- Genre: Music
- Country of origin: United Kingdom
- Original language: English
- No. of episodes: 1

Production
- Producer: Stewart Morris
- Production locations: BBC Television Centre, London
- Running time: 75 minutes
- Production company: BBC

Original release
- Network: BBC2 & BBC1
- Release: 6 November 1972

= Fifty Years of Music =

Fifty Years of Music was a one-off BBC Television production, broadcast to coincide with the BBC's Fiftieth Anniversary in 1972. Originally broadcast on BBC 2 on 6 November 1972, from 8:50 – 10:05pm, it was later repeated on BBC1 on 27 December 1972, at 5:45pm.
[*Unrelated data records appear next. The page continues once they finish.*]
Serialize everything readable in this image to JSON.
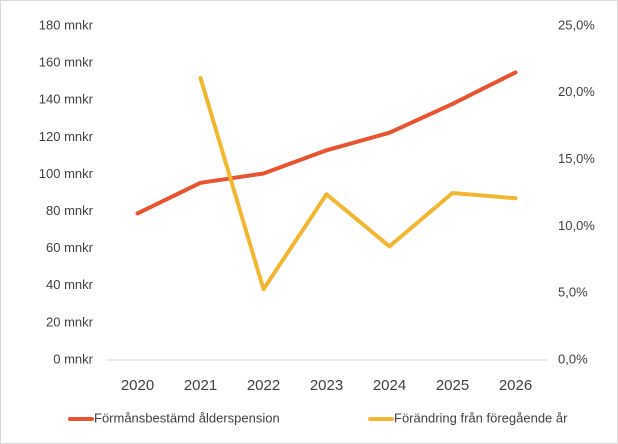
{
  "chart_data": {
    "type": "line",
    "categories": [
      "2020",
      "2021",
      "2022",
      "2023",
      "2024",
      "2025",
      "2026"
    ],
    "series": [
      {
        "name": "Förmånsbestämd ålderspension",
        "color": "#e8542f",
        "values": [
          79,
          95.5,
          100.5,
          113,
          122.5,
          138,
          155
        ]
      },
      {
        "name": "Förändring från föregående år",
        "color": "#f2b731",
        "axis": "y2",
        "values": [
          null,
          21.1,
          5.3,
          12.4,
          8.5,
          12.5,
          12.1
        ]
      }
    ],
    "ylim": [
      0,
      180
    ],
    "yticks": [
      {
        "value": 0,
        "label": "0 mnkr"
      },
      {
        "value": 20,
        "label": "20 mnkr"
      },
      {
        "value": 40,
        "label": "40 mnkr"
      },
      {
        "value": 60,
        "label": "60 mnkr"
      },
      {
        "value": 80,
        "label": "80 mnkr"
      },
      {
        "value": 100,
        "label": "100 mnkr"
      },
      {
        "value": 120,
        "label": "120 mnkr"
      },
      {
        "value": 140,
        "label": "140 mnkr"
      },
      {
        "value": 160,
        "label": "160 mnkr"
      },
      {
        "value": 180,
        "label": "180 mnkr"
      }
    ],
    "y2lim": [
      0,
      25
    ],
    "y2ticks": [
      {
        "value": 0,
        "label": "0,0%"
      },
      {
        "value": 5,
        "label": "5,0%"
      },
      {
        "value": 10,
        "label": "10,0%"
      },
      {
        "value": 15,
        "label": "15,0%"
      },
      {
        "value": 20,
        "label": "20,0%"
      },
      {
        "value": 25,
        "label": "25,0%"
      }
    ],
    "grid": false,
    "legend": "bottom"
  }
}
The show was recorded in October 1972 at the BBC Television Centre and featured music from each of the five decades since the BBC's inception. The show's tagline was They Don't Write 'Em Like That Anymore!

The musical direction was provided by Alyn Ainsworth and the BBC Concert Orchestra. The Young Generation troupe provided dancing and vocal support, choreographed by Nigel Lythgoe

The artists taking part were:

Lulu, who performed songs from the 1920s. The 1930s were represented by Henry Hall with Alyn Ainsworth and the Orchestra recreating the big band sounds of the era. Vera Lynn and Cliff Richard sang hits from the 1940s, 1950s and 1960s, including many of their own chart successes, as well as other hits from the era. Gilbert O'Sullivan and The New Seekers covered the 1970s, while The New Seekers also performed a medley of songs from the 1950s to the 1970s, including songs by Nat King Cole, Perry Como, Teresa Brewer and The Everly Brothers. The show ended with all the participating acts singing parts of a song specially commissioned from Gilbert O'Sullivan, called "What Have We Got?"

The programme is listed as surviving in its complete form.